A Life Built from Ruin

 March 2025 DABS Book Club Pick

Women We Buried, Women We Burned: A MemoirWomen We Buried, Women We Burned: A Memoir by Rachel Louise Snyder
My rating: 4 of 5 stars

This memoir reads like a series of miracles... not the kind preached in her abusive Evangelical upbringing, but the messy, improbable miracles of a life that shouldn’t have worked out, yet somehow did. From her chaotic childhood under the thumb of religious extremism to her unmoored teenage years (where her behavior, equal parts tragic and darkly hilarious, was clearly the product of unprocessed trauma), the author’s story is packed with so many WTF moments that you’ll find yourself rereading passages just to make sure you didn’t hallucinate them. The adults around her oscillate between neglectful and monstrous, and yet her writing never descends into self-pity. Instead, it’s sharp, darkly funny, and ruthlessly observant. That she emerged as a successful journalist (let alone a functional human) feels like a minor cosmic oversight in the best way.

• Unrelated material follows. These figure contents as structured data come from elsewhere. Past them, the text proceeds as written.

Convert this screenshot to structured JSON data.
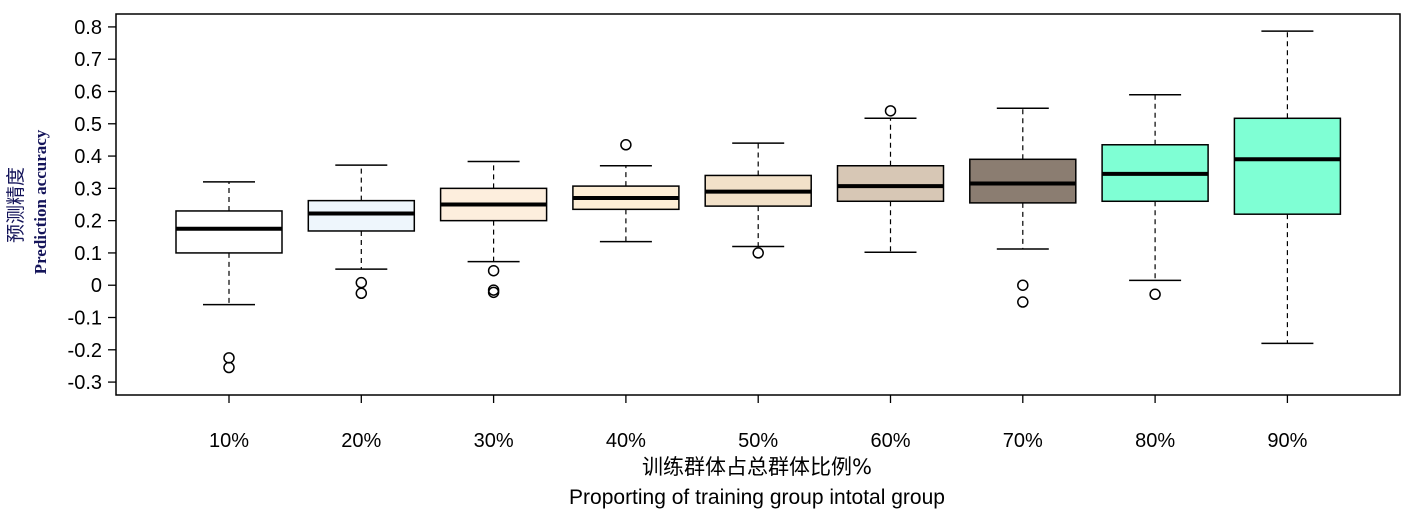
{
  "chart_data": {
    "type": "box",
    "xlabel": "训练群体占总群体比例%",
    "xlabel_en": "Proporting of training group intotal group",
    "ylabel": "预测精度",
    "ylabel_en": "Prediction accuracy",
    "ylim": [
      -0.34,
      0.84
    ],
    "y_ticks": [
      {
        "value": 0.8,
        "label": "0.8"
      },
      {
        "value": 0.7,
        "label": "0.7"
      },
      {
        "value": 0.6,
        "label": "0.6"
      },
      {
        "value": 0.5,
        "label": "0.5"
      },
      {
        "value": 0.4,
        "label": "0.4"
      },
      {
        "value": 0.3,
        "label": "0.3"
      },
      {
        "value": 0.2,
        "label": "0.2"
      },
      {
        "value": 0.1,
        "label": "0.1"
      },
      {
        "value": 0,
        "label": "0"
      },
      {
        "value": -0.1,
        "label": "-0.1"
      },
      {
        "value": -0.2,
        "label": "-0.2"
      },
      {
        "value": -0.3,
        "label": "-0.3"
      }
    ],
    "grid": false,
    "categories": [
      "10%",
      "20%",
      "30%",
      "40%",
      "50%",
      "60%",
      "70%",
      "80%",
      "90%"
    ],
    "boxes": [
      {
        "category": "10%",
        "whisker_low": -0.06,
        "q1": 0.1,
        "median": 0.175,
        "q3": 0.23,
        "whisker_high": 0.32,
        "outliers": [
          -0.225,
          -0.255
        ],
        "color": "#ffffff"
      },
      {
        "category": "20%",
        "whisker_low": 0.05,
        "q1": 0.168,
        "median": 0.222,
        "q3": 0.262,
        "whisker_high": 0.372,
        "outliers": [
          0.008,
          -0.025
        ],
        "color": "#eef6fc"
      },
      {
        "category": "30%",
        "whisker_low": 0.073,
        "q1": 0.2,
        "median": 0.25,
        "q3": 0.3,
        "whisker_high": 0.383,
        "outliers": [
          0.045,
          -0.015,
          -0.022
        ],
        "color": "#fdeedd"
      },
      {
        "category": "40%",
        "whisker_low": 0.135,
        "q1": 0.235,
        "median": 0.27,
        "q3": 0.307,
        "whisker_high": 0.37,
        "outliers": [
          0.435
        ],
        "color": "#fdeed6"
      },
      {
        "category": "50%",
        "whisker_low": 0.12,
        "q1": 0.245,
        "median": 0.29,
        "q3": 0.34,
        "whisker_high": 0.44,
        "outliers": [
          0.1
        ],
        "color": "#f2e1c9"
      },
      {
        "category": "60%",
        "whisker_low": 0.102,
        "q1": 0.26,
        "median": 0.307,
        "q3": 0.37,
        "whisker_high": 0.517,
        "outliers": [
          0.54
        ],
        "color": "#d7c7b5"
      },
      {
        "category": "70%",
        "whisker_low": 0.112,
        "q1": 0.255,
        "median": 0.315,
        "q3": 0.39,
        "whisker_high": 0.548,
        "outliers": [
          0.0,
          -0.052
        ],
        "color": "#8b7d71"
      },
      {
        "category": "80%",
        "whisker_low": 0.015,
        "q1": 0.26,
        "median": 0.345,
        "q3": 0.435,
        "whisker_high": 0.59,
        "outliers": [
          -0.028
        ],
        "color": "#7fffd4"
      },
      {
        "category": "90%",
        "whisker_low": -0.18,
        "q1": 0.22,
        "median": 0.39,
        "q3": 0.517,
        "whisker_high": 0.787,
        "outliers": [],
        "color": "#7fffd4"
      }
    ]
  }
}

If the first half of the book is about surviving her upbringing, the second half shows her learning to document other people's survival stories: from natural disasters to domestic violence crises. While I appreciated this thematic parallel, the pivot between these sections felt abrupt, like two different books shoved between the same covers. The throughline of her mother's death helps, but I wanted more connective tissue showing how her personal trauma shaped her professional lens. Still, even with this structural wobble, the memoir remains compulsively readable. It's the literary equivalent of watching someone build a life from scraps: messy, imperfect, but undeniably impressive.